Stage 4: Abdominal rotation or churning

  • This practice should not be attempted until the previous three stages have been mastered.
  • Practise varna nauli on the left side, then rotate the muscles to the right, practising dakshina nauli, and back to the left, varna nauli.
  • Continue rotating the muscles from side to side. This process is known as churning.
  • Start by practising 3 consecutive rotations, then release the abdominal contraction.
  • Next start with dakshina nauli first, this time rotating the muscles from right to left, then left to right, 3 times consecutively.
  • Finally, perform madhyama nauli, isolating the muscles at the centre.
  • Raise the head and return to the upright position.
  • Inhale slowly and deeply, allowing the abdomen to expand.
  • This is one round.
  • Relax in the upright position until the heartbeat returns to normal.
  • Time of practice: Nauli should be practised only when the stomach is completely empty, at least 5 to 6 hours after meals. The best time to practise is early in the morning before any food or drink is taken.

Precautions while doing Nauli – Abdominal Massaging 

  • Nauli should only be practised under the guidance of a competent teacher. If any pain is felt in the abdomen during nauli, stop the practice immediately. Try again the following day with more awareness and less force.
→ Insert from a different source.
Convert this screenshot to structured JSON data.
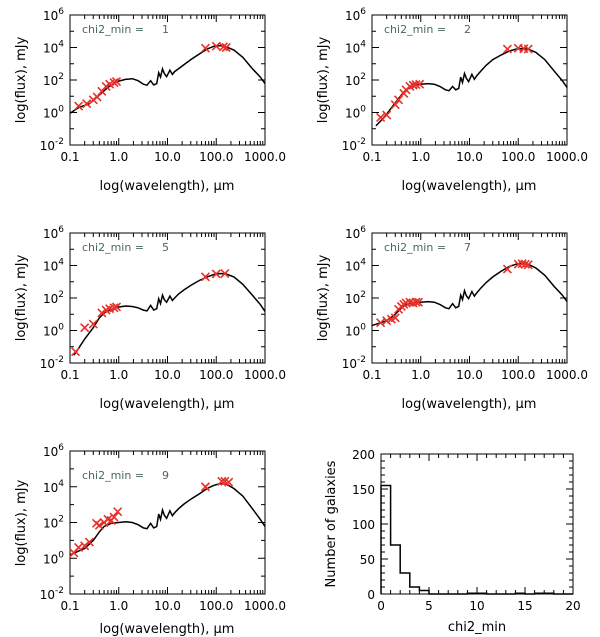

Precautions while doing Nauli – Abdominal Massaging 

  • N auli should not be attempted by people suffering from heart disease, hypertension, hernia, high blood pressure, abdominal pain, gallstones, acute peptic ulcer, constipation, or those who are recovering from surgery, especially abdominal surgery.
  • Pregnant women should not practise nauli. However, six months after normal childbirth the practice can help strengthen the abdominal and pelvic muscles.

Benefits of doing Nauli – Abdominal Massaging 

  • Nauli massages and tones the entire abdominal area, including the muscles, nerves, intestines, reproductive, urinary and excretory organs. It generates heat in the body and stimulates appetite, digestion, assimilation, absorption and excretion. It helps to balance the adrenal component of the endocrine system.
  • Nauli stimulates and purifies manipura chakra, the store­ house of prana. It helps to increase mental clarity and power by harmonizing the energy flows in the body.

Practice note while doing Nauli – Abdominal Massaging 

  • Madhyama nauli should be perfected before proceeding to varna or dakshina nauli.
  • Before attempting, nauli the practices of agnisara kriya and uddiyana bandha should be mastered.
  • When nauli has been perfected in the standing position, it may be practised in siddha/siddha yoni asana.

Note: 

  • The word nauli comes from the root nala or nali, which means a ‘reed’ or ‘hollow stalk’ and refers to a tubular vessel, vein or nerve of the body. The word nala is the Sanskrit term for the rectus abdominal muscles. Nauli is also known as lauliki karma.
  • The word lauliki is derived from the root lola, meaning ‘to move hither and thither’ or ‘rolling and agitation’, which is exactly what this technique does. It rolls, rotates and agitates the abdomen and the associated muscles and nerves.